Rationale: Embryonic stem cells (ESCs) hold great promise for cardiac regeneration but are susceptible to ethical concerns, lack of autologous donors and teratoma formation. Recently, it has been observed that beneficial effects of stem cells are mediated by exosomes secreted out under various physiological conditions. ESCs have the ability to produce exosomes however their effect in the context of the heart is unknown.
Objective: Determine the effect of ESC derived exosomes for cardiac repair and modulation of CPCs functions in the heart following myocardial infarction.

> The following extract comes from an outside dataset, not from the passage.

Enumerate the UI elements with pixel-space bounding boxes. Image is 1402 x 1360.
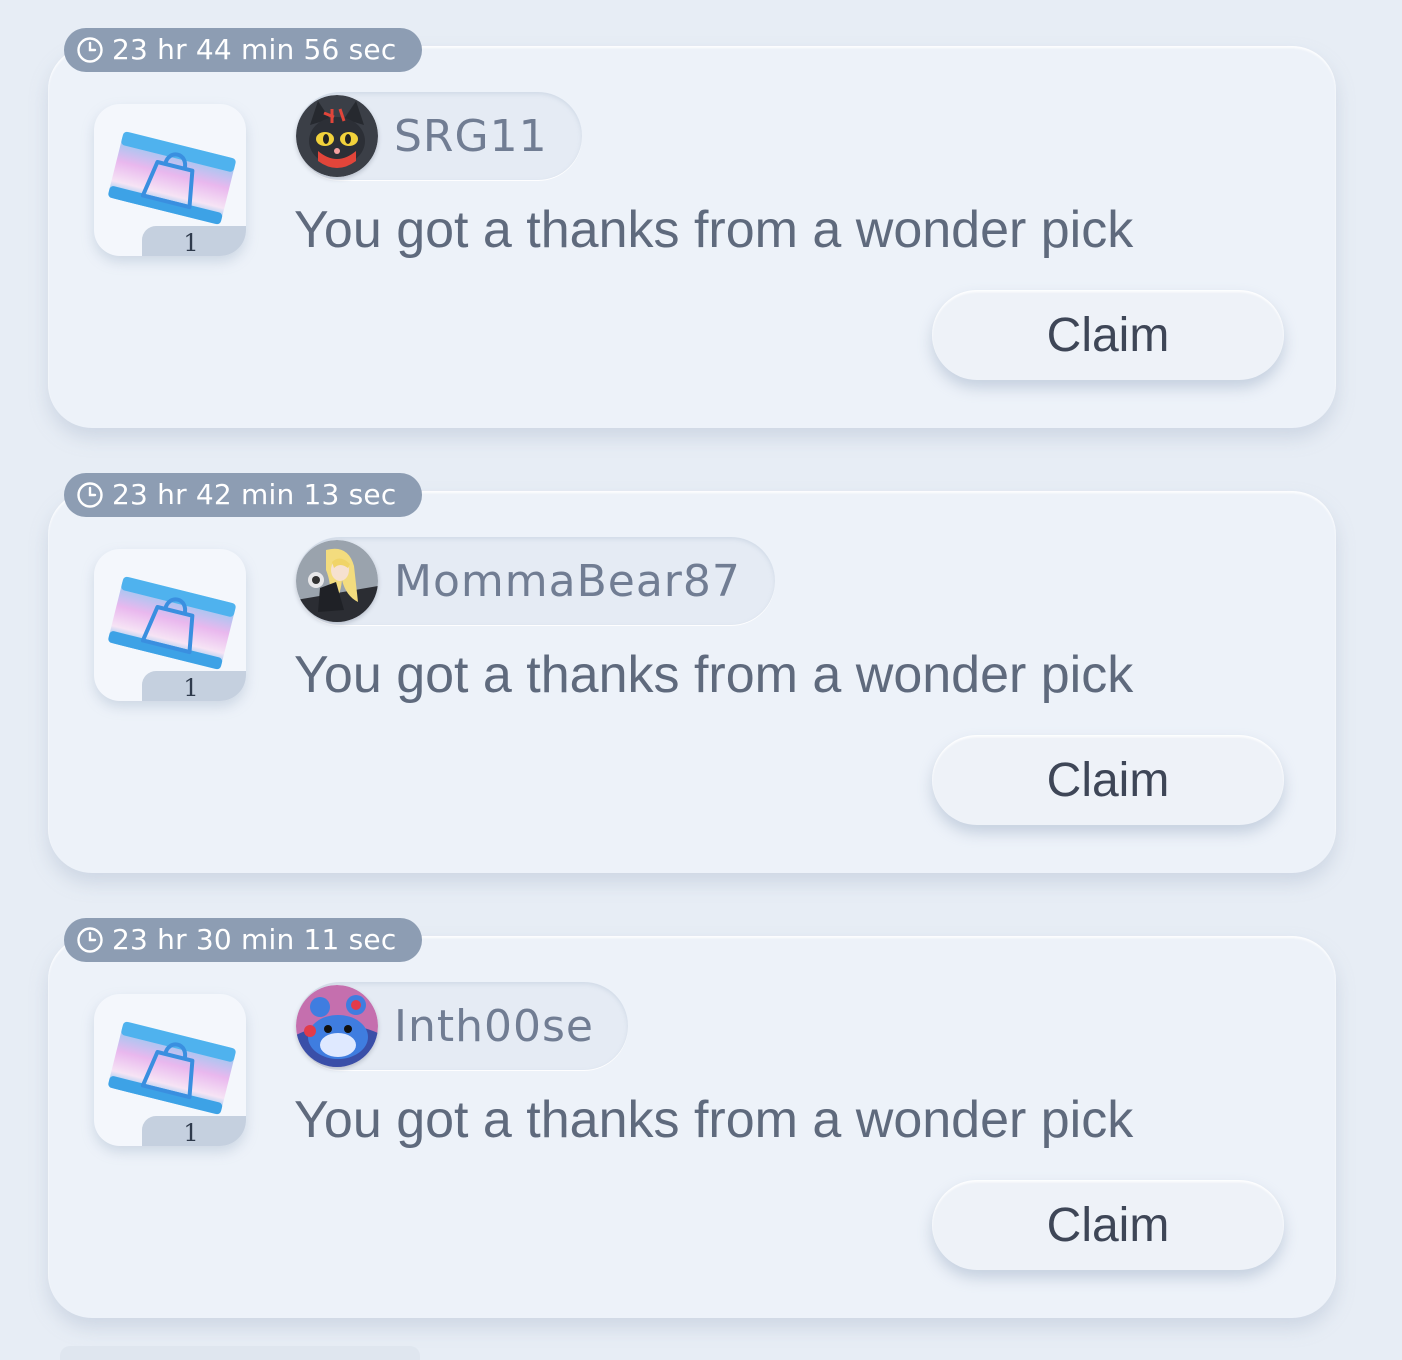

Methods and Results: Exosomes were isolated from murine ESCs (mES Ex) or embryonic fibroblasts (MEFs) by ultracentrifugation and verified by Flotillin-1 immunoblot analysis. Induction of pluripotent markers, survival and in vitro tube formation was enhanced in target cells receiving ESC exosomes indicating therapeutic potential of mES Ex. mES Ex administration resulted in enhanced neovascularization, cardiomyocyte survival and reduced fibrosis post infarction consistent with resurgence of cardiac proliferative response. Importantly, mES Ex mediated considerable enhancement of cardiac progenitor cell (CPC) survival, proliferation and cardiac commitment concurrent with increased c-kit+ CPCs in vivo 4 weeks after mES Ex transfer. miRNA Array analysis of ESC and MEF exosomes revealed significantly high expression of miR290-295 cluster in the ESC exosomes compared to MEF exosomes. The underlying beneficial effect of mES Ex was tied to delivery of ESC miR-294 to the heart and in particular CPCs thereby promoting CPC survival and proliferation as analyzed by FACS based cell death analysis and CyQuant assay respectively. Interestingly, enhanced G1/S transition was observed in CPCs treated with miR-294 in conjunction with significant reduction of G1 phase.
Conclusion: In conclusion, mES Ex provide a novel cell free system for cardiac regeneration with the ability to modulate both cardiomyocyte and CPC based repair programs in the heart thereby avoiding the risk of teratoma formation associated with ESCs.